Methods: The GSE153434 dataset was obtained from the Gene Expression Omnibus (GEO) database. Differential expression analysis was conducted to identify differential expression genes (DEGs) associated with ATAAD. To validate the involvement of RNA modification in ATAAD, RNA modification-related genes (M6A, M1A, M5C, APA, A-to-I) were acquired from GeneCards, following by Least Absolute Shrinkage and Selection Operator (LASSO) regression analysis. A gene prediction signature consisting of key genes was established, and Real-time PCR was used to validate the gene expression in clinical samples. The patients were then divided into high and low-risk groups, and subsequent enrichment analysis, including Gene Ontology (GO), Kyoto Encyclopedia of Genes and Genomes (KEGG), Gene Set Enrichment Analysis (GSEA), Gene Set Variation Analysis (GSVA), and assessments of immune infiltration. A co-expression network analysis (WGCNA) was performed to explore gene-phenotype relationships and identify key genes.

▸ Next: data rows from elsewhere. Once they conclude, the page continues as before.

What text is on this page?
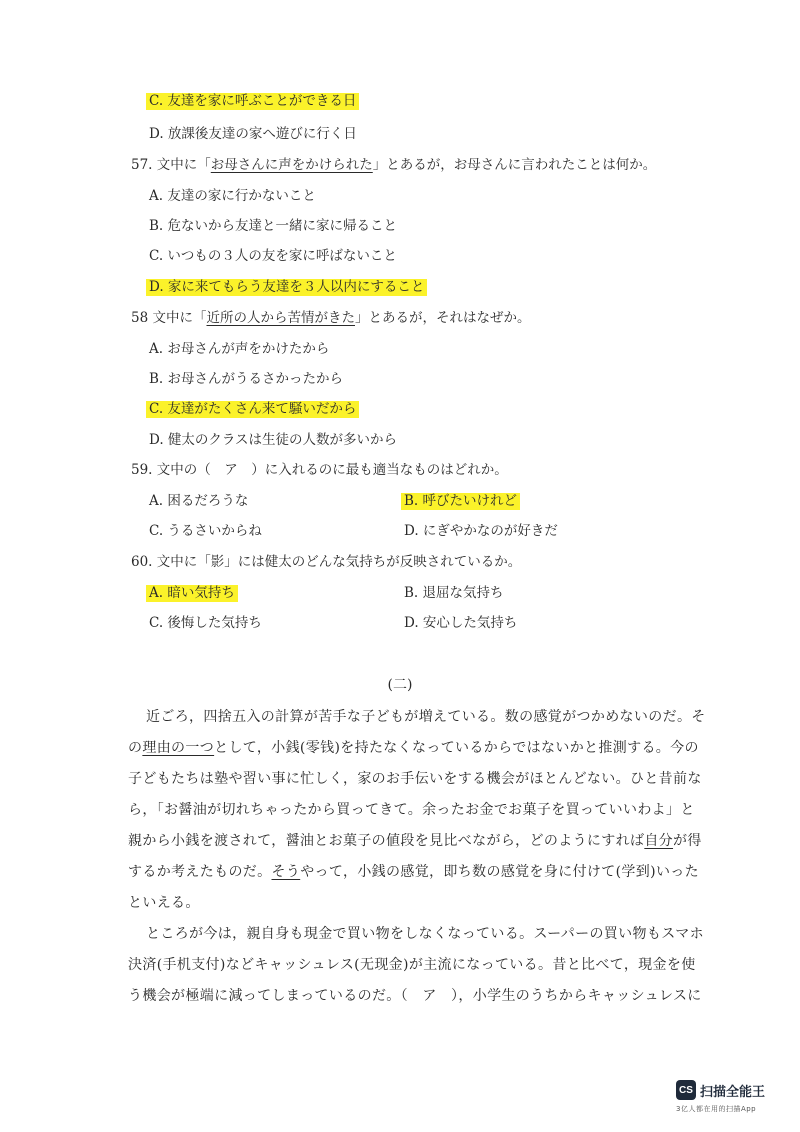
C. 友達を家に呼ぶことができる日
D. 放課後友達の家へ遊びに行く日
57. 文中に「お母さんに声をかけられた」とあるが，お母さんに言われたことは何か。
A. 友達の家に行かないこと
B. 危ないから友達と一緒に家に帰ること
C. いつもの３人の友を家に呼ばないこと
D. 家に来てもらう友達を３人以内にすること
58 文中に「近所の人から苦情がきた」とあるが，それはなぜか。
A. お母さんが声をかけたから
B. お母さんがうるさかったから
C. 友達がたくさん来て騒いだから
D. 健太のクラスは生徒の人数が多いから
59. 文中の（　ア　）に入れるのに最も適当なものはどれか。
A. 困るだろうな	B. 呼びたいけれど
C. うるさいからね	D. にぎやかなのが好きだ
60. 文中に「影」には健太のどんな気持ちが反映されているか。
A. 暗い気持ち	B. 退屈な気持ち
C. 後悔した気持ち	D. 安心した気持ち
(二)
近ごろ，四捨五入の計算が苦手な子どもが増えている。数の感覚がつかめないのだ。そ
の理由の一つとして，小銭(零钱)を持たなくなっているからではないかと推測する。今の
子どもたちは塾や習い事に忙しく，家のお手伝いをする機会がほとんどない。ひと昔前な
ら，「お醤油が切れちゃったから買ってきて。余ったお金でお菓子を買っていいわよ」と
親から小銭を渡されて，醤油とお菓子の値段を見比べながら，どのようにすれば自分が得
するか考えたものだ。そうやって，小銭の感覚，即ち数の感覚を身に付けて(学到)いった
といえる。
ところが今は，親自身も現金で買い物をしなくなっている。スーパーの買い物もスマホ
決済(手机支付)などキャッシュレス(无现金)が主流になっている。昔と比べて，現金を使
う機会が極端に減ってしまっているのだ。（　ア　），小学生のうちからキャッシュレスに
CS 扫描全能王
3亿人都在用的扫描App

Results: A total of 45 RNA modification genes were acquired. Six gene signatures (YTHDC1, WTAP, CFI, ADARB1, ADARB2, TET3) were developed for ATAAD diagnosis and risk stratification. Enrichment analysis suggested the potential involvement of inflammation and extracellular matrix pathways in the progression of ATAAD. The incorporation of pertinent genes from the GSE147026 dataset into the six-gene signature further validated the model's effectiveness. A significant upregulation in WTAP, ADARB2, and TET3 expression, whereas YTHDC1 exhibited a noteworthy downregulation in the ATAAD group.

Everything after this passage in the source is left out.